3. Avoid non-working IRQs/DMAs

Whether some unknown device is making a stealth grab or the motherboard is just being crapulous, sometimes there's nothing you can do but use a different IRQ/DMA.


A kernel bug that broke PnP assignment of DMA channels whenever a card's first choice was unavailable persisted for 5 years.  This fix was applied in kernel 3.11.

The kernel parameters pnp_reserve_irq= and pnp_reserve_dma= are useful to prevent the Linux PnP driver from selecting IRQs and DMAs that don't work.  However, pnp_reserve_dma= only works on kernels with the aforementioned fix.


If Creative's PnP Configuration Manager Utility (CTCU) won't let you select a working DMA, it's a simple matter to manually edit the CNPNP.CFG file and change the value of Dma0 or Dma1 as needed.  I was able to get a card working by setting Dma1=6 even though CTCU would not allow it.


Bad DMA manifested as no sound and lots of hard lockups.

Control Panel → System → Device Manager → Sound, video, and game controllers → Creative AWE64 Gold 16-bit Audio (SB16 compatible) → Properties → Resources, uncheck Use automatic settings, then must change from Basic configuration 0001 to Basic configuration 0002 before it will allow you to change the DMA from 5 to 6.  (Having done that, it goes back to Basic configuration 0001 on the next boot, but the DMA setting sticks and is no longer locked...?)

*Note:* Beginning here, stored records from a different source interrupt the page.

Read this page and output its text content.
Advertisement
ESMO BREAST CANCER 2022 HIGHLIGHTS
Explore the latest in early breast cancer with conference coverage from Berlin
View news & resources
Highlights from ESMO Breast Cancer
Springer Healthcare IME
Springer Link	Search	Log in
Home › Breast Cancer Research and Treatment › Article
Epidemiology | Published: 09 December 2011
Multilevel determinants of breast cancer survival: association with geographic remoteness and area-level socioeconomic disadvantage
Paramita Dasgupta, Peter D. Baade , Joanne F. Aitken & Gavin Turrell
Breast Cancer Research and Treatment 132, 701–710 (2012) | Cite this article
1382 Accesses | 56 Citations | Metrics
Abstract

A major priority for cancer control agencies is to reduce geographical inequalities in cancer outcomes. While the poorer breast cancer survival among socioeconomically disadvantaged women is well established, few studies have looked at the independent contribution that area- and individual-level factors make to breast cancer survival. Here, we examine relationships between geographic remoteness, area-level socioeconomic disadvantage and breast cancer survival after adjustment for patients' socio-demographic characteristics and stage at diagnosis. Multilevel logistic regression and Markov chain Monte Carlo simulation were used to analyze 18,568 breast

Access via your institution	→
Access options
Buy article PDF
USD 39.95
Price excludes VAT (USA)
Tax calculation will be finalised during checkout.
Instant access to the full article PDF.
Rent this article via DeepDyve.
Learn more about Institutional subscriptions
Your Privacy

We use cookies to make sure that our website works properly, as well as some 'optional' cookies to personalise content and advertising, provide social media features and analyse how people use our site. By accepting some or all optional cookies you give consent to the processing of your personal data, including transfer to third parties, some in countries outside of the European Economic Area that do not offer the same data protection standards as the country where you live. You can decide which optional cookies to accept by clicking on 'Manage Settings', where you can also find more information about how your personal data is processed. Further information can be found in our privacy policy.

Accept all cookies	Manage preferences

4. Reduce the sound card's demands

Sound cards that use two DMAs for full-duplex operation (recording and playing at the same time) will usually fall back to half-duplex mode if the two DMAs are set to the same value.  The GUS PnP appears to allow use of separate IRQs too, but they are always set to the same value even by its own setup program.

If a sound card has an IDE or SCSI interface, disabling it with jumpers or in the setup program will free up an IRQ and potentially a DMA as well (many are PIO-only and don't use DMAs).

An MPU-401 can work in polling mode if no interrupt is allocated for it.  If you're not using it at all then look for an option to disable it.  Alternately, it might be OK to set it to the same IRQ as is used for Sound Blaster emulation.  (The GUS Classic does that by default.)

Some sound cards can use the same IRQ for native mode as for Sound Blaster emulation without a conflict.

As a last resort, where the sound card wants a 16-bit DMA you can try giving it an 8-bit DMA instead.  On SB16-type cards, you can set the high DMA to the same value as the low DMA.